![]() |
Kegiatan Posyandu Lansia Desa Cepogo, Kecamatan Kembang, Kabupaten Jepara, Kamis (28/8). Kegiatan ini merupakan salah satu tugas Bidan Desa. |
“Menjadi satu-satunya banyak tugas atau saingan
banyak tapi tugas tidak begitu banyak?” tanya Aldiva, temanku asal Bali, ketika
berkumpul. Pertanyaan itu muncul selepas mengikuti kegiatan kesehatan di Desa
Cepogo, Kecamatan Kembang, Kabupaten Jepara. Aku lupa, antara posyandu atau
vaksinasi covid-19. Pertanyaan itu muncul melihat dan mendengar banyaknya tugas
seorang bidan desa. Pertanyaan lain seperti “apa iya tidak ditambah?” pun
muncul.
Namun, menurutku lebih baik menjadi satu-satunya
dan diperlukan walaupun banyak tugas. Sebab menurutku terutama diwilayah desa
dan 3T (tertinggal, terdepan, dan terluar) juga membutuhkan pelayanan kesehatan
dan tenaga kesehatan. Bagiku pula orang-orang yang memilih ditugaskan di daerah
pedesaan atau 3T dengan kondisi alam, budaya, dan sebagainya menjadi menarik
pula. Mungkin tidak sembarang orang yang siap ditugaskan di daerah-daerah
seperti ini.
Jika aku lihat Bidan Desa, Bu Lady, kami
menyapanya, ialah sosok yang benar-benar tulus. Apa pun tentang kesehatan bisa
dikatakan tentu korndinasi dengannya. Pada 3 hari terakhir sebelum aku bersama
mba-mba KKN kembali ke Kota Semarang, Selasa (9/8), sesuai rencana melakukan
sosialisasi pencegahan HIV-AIDS di salah satu PKK RT, ia menyempatkan hadir.

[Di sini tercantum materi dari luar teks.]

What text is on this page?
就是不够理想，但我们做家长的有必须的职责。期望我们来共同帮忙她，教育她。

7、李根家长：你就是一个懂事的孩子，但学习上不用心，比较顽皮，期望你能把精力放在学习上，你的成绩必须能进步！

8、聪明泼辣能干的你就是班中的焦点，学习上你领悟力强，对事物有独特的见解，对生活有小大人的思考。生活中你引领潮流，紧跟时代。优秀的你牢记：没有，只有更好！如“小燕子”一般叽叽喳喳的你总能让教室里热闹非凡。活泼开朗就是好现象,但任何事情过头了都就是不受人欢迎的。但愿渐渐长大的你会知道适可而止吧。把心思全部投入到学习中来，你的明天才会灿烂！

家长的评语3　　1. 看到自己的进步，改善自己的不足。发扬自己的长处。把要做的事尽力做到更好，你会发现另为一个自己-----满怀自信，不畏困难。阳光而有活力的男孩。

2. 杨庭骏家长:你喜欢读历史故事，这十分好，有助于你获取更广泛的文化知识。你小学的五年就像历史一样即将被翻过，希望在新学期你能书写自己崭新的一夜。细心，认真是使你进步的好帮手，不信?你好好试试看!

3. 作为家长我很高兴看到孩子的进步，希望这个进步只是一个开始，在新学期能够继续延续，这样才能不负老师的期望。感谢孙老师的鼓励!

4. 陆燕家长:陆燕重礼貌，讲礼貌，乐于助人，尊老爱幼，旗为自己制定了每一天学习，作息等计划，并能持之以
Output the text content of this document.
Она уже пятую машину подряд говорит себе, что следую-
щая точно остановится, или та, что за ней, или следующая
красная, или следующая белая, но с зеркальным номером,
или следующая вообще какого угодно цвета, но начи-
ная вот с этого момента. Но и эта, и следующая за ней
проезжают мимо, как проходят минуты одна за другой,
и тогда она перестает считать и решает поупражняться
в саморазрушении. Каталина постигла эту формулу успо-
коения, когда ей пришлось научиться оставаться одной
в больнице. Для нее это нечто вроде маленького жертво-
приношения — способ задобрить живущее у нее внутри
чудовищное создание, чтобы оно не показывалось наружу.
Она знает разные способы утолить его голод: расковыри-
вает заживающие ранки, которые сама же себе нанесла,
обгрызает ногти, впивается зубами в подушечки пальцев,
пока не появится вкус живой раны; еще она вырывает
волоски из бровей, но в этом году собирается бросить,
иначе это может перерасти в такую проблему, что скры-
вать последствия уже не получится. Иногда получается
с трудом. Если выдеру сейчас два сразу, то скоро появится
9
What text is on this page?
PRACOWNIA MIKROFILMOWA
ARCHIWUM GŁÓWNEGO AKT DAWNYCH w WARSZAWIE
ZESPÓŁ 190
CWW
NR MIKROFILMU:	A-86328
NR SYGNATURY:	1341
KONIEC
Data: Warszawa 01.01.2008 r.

Sebelumnya pun sempat mengantarkan brosur sebagai materi sosialisasi.
Walau tampaknya ia kurang istirahat, ketulusannya
tetap ada.
Kembali kepertanyaan awal tadi, aku sebenarnya
pernah menemukan kisah-kisah yang hampir mirip. Mulai dari sosok Guru Aini,
tokoh lulusan D3 pendidikan yang rela ditugaskan di daerah terpencil, kisah ini
ada di Novel “Guru Aini” karya Andrea Hirata; sosok guru SMP ku, Bu Kesy yang
pernah mengajar di sebuah pulau yang dari Pulau Galang masih nyebrang lagi di
Kota Batam; Fawaz, seorang relawan guru yang mengajar di beberapa pedalaman di Indonesia
yang ia ceritakan melalui buku “Seandainya Aku Bisa Menanam Angin.”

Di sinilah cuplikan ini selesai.